Lutte mexicaine à mi-chemin entre le combat et l’art théâtral, la lucha libre est un dérivé du catch. Si cette discipline est quasi méconnue en France, elle fait partie intégrante de la culture populaire du Mexique : un pays dont Théo Saffroy est tombé amoureux. Photographe autodidacte, c’est lors d’un roadtrip en moto en Amérique du Sud qu’il décide de faire de la photo son métier. Après un confinement en France, quelques commandes pour L’Équipe et plusieurs publications dans la presse, il retourne au Mexique dans l’idée d’y réaliser une série documentaire. Armé de son Leica 28mm et de son plus bel accent espagnol il s’immerge dans l’univers de la Lucha Libre.
Métamorphose
À la frontière entre le documentaire et la fiction, Théo Saffroy cherche à raconter les histoires des gens : « Je ne fais pas de photos de sport, je fais des photos qui parlent des hommes et de la société à travers le sport ». Dans sa série « Les Reines du Ring », il donne à voir l’univers cosmique des luchadoras, mais surtout, le quotidien de ces lutteuses. « Le travail était de les rencontrer et de comprendre qui étaient les femmes derrière le masque. », explique Théo Saffroy. « En parlant avec elles, je me suis rendue compte qu’elles avaient toutes un passé assez difficile : agressions sexuelles, précarité et pauvreté. La Lucha libre est une manière pour elles de s’émanciper et de devenir une autre personne. »

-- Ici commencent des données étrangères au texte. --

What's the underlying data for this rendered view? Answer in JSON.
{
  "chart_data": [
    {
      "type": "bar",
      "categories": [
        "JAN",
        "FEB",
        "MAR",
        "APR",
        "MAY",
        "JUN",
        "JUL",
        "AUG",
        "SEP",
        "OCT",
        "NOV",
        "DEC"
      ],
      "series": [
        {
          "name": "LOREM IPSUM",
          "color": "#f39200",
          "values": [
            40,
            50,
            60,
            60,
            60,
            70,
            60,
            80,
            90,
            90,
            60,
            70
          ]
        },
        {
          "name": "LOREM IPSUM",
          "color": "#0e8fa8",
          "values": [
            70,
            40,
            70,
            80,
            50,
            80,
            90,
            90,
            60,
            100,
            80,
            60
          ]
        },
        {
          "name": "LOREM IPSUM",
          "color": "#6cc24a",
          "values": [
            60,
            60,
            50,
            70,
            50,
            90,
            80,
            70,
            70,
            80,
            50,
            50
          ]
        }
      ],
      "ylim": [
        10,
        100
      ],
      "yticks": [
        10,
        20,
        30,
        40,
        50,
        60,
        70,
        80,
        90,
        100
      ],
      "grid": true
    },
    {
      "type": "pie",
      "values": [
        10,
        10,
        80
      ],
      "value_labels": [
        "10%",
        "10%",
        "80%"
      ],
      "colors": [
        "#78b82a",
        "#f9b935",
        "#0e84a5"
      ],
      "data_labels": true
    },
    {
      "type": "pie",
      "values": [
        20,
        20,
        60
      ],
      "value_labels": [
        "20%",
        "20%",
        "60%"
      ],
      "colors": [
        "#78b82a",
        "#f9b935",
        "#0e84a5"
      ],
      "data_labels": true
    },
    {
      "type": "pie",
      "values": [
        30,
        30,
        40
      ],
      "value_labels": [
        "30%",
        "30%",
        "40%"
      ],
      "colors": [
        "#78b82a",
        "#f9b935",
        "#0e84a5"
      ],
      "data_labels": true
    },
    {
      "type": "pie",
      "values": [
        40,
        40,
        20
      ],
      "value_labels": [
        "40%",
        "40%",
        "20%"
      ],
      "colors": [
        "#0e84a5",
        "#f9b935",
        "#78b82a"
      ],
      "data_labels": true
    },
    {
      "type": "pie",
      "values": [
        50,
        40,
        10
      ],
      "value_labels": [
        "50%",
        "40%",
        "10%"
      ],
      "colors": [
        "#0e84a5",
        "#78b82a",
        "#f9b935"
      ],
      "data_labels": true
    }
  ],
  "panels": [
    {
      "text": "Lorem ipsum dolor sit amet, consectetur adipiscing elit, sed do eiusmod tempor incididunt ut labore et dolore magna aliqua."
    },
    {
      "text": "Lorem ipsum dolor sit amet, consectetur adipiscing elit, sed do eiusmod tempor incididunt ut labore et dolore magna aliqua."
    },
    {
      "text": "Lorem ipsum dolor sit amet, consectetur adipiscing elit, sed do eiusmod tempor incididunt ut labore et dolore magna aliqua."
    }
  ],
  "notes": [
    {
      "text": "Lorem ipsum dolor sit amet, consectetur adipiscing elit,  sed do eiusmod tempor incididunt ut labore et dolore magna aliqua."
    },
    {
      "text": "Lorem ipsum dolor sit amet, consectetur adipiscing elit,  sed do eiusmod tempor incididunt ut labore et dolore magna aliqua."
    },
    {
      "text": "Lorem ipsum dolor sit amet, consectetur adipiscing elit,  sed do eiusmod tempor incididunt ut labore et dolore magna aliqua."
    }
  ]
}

La plupart des filles sont mères de famille et exercent une autre activité en parallèle, elles incarnent une seconde identité le temps d’une soirée. Les luchadoras font d’ailleurs de la maternité une force et de la lucha libre un instrument d’émancipation sociale. Renversant tous les stigmates, elles assument et revendiquent leur féminité dans un milieu très misogyne. Elles arborent des costumes en lycras multicolores, des paillettes, des faux-cils et esthétisent leurs masques, presque comme des super héroïnes. « Ce sont des superstars au Mexique ! »
Ces femmes sont aussi un symbole de la réappropriation de la violence comme riposte dans un pays comme le Mexique. La situation des femmes y est en effet dramatique, avec dix féminicides par jour – soit trois fois la moyenne européenne. Le masque devient alors un objet de transformation qui participe à la création du personnage de la lutteuse. Théo Saffroy le reconnaît, la transformation est complète : « Quand elles mettent le masque, leur voix et leur comportement changent. Cette série aurait pu s’appeler “métamorphose”.»
Lutte théâtrale et lutte sociale
« Esto es Lucha » crie la foule dans l’arène. Dans cet endroit si particulier, les faisceaux lumineux et colorés se mêlent au vacarme des spectateurs euphoriques. L’entrée des lutteuses signe le début de la fête. Surgissant d’une estrade enfumée, elles font leur entrée à la manière des gladiateurs romains. Inspiré par Harry Gruyaert, notamment au niveau de son travail de la couleur, Théo Saffroy use du grand angle et du flash pour photographier cette discipline spectaculaire et extrêmement visuelle. Ses compositions scénographiées rendent compte de l’ambiance intense et du caractère mystique de la Lucha Libre : chaque combat est un vrai spectacle théâtral, une grand-messe qui réunit les familles, des grands-parents aux petits-enfants.
Sur le ring comme dans les gradins, la Lucha Libre rassemble plusieurs générations de femmes qui se battent. Plus qu’une lutte sportive, la Lucha Libre est une lutte symbolique contre le machisme au Mexique. Les luchadoras Marcela et Princesa Sugehit peuvent en témoigner. Âgées respectivement de 40 et 44 ans, ce sont les baronnes de la génération d’aujourd’hui. Elles ont connu les débuts de ce sport plutôt masculin, et, de l’entraînement jusqu’au ring, ont dû se battre pour y obtenir une place. Depuis quelques années, notamment grâce aux réseaux sociaux qui représentent un territoire de revendications assez important, les choses tendent à changer et les arènes autrefois réservées aux hommes se voient investies par la jeune génération. Néanmoins, comme Théo Saffroy le souligne : « ce sport reste encore principalement masculin : dans une soirée, il y a cinq combats. Un seul est féminin, et parfois il n’y en a pas. »
La série de Théo Saffroy est à retrouver sur le pont Saint-Ange dans le cadre des Rencontres Photographiques du 10ème, du 28 septembre au 28 octobre 2023, et au Parc de la Gare, avenue de la République, à Beauvais sans le cadre des Photaumnales, du 16 septembre 2023 au 31 décembre 2023.